Фиалка в воздухе свой аромат лила,
А волк злодействовал в пасущемся народе;
Он кровожаден был, фиалочка — мила:
Всяк следует своей природе.
— Вот именно, — осыпался на меня сверху со струйкой песка голос доктора. — Здесь то же самое сказано точнее и короче.
— Это — Пушкин, — сказал я. — Он не делает ошибок. Он — гений.
— Не знал. Не вижу здесь доказательств гения. Это очевидно. Точность не заслуга, неточность — грех.
— Так это же с юмором… — удивился я докторовой прямолинейности.
— Что ж юмор… — сказал доктор. — Он, конечно, подправляет неточность. Но сказанное с окончательной точностью в юморе не нуждается.
— А бывает такое — окончательная точность?
— У вас не знаю, а в науке — да.
— Ну да!.. — Я вложил в эту реплику столько иронии, сколько мог.
— Да вот тот же Лоренц, о котором мы сейчас беседовали, — парировал доктор. — Это что: всерьез до неточности или смешно до точности?
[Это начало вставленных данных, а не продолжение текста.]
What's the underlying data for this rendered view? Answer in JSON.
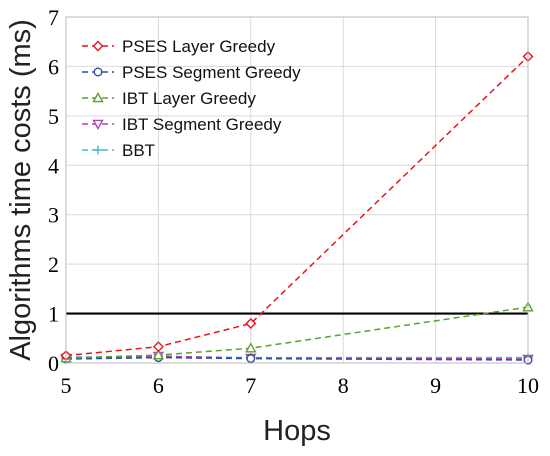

Ни то ни другое — просто точно.
Я согласился и нашел ход:
— Да, он точен. Ну а как же тогда быть с человеком?.. Вы же уклонились от точного ответа. Может ли быть человек точен в определении чужого существования, неточно представляя себе даже свое собственное?
Я был доволен. Вслед за доктором — еще шаг — и я стоял на вершине дюны.
Я успел настичь его вопросом на подступе — и хорошо: здесь бы я его забыл. Сказать, что отсюда открывался вид, — тоже ничего не сказать: я бросил сандалии на песок для свободного жеста руки, которого не произвел. Я смотрел то на одно море, то на другое, но можно их было видеть и одновременно: Западное море было в этот ветреный (открылось на вершине…) день сапфирового цвета с белейшими, как облачка, и словно бы неподвижными барашками. Оно было таким синим, что начисто, будто впитывало, лишало цвета небо над собой. Так что, когда я на него смотрел, то чувствовал себя слегка вверх ногами, будто стоял на голове и смотрел под ноги на небо. Я смотрел на Восточное море: здесь, ровно наоборот, небо выпивало цвет моря, в нем остановились легкие перистые барашки, а обесцвеченная тишайшего, лайкового штиля вода теряла свою поверхность, походя на небесное марево. Западное море было настоящее: соленое, бездонное, а за горизонтом, милях в трехстах, плавала разбогатевшая Швеция. Восточное море было почти пресным мелким заливом, всего в тридцати километрах был литовский берег. Но не было отсюда видно ни Литвы, ни Швеции: оба моря были равны и безграничны, глубоки и солены на вид.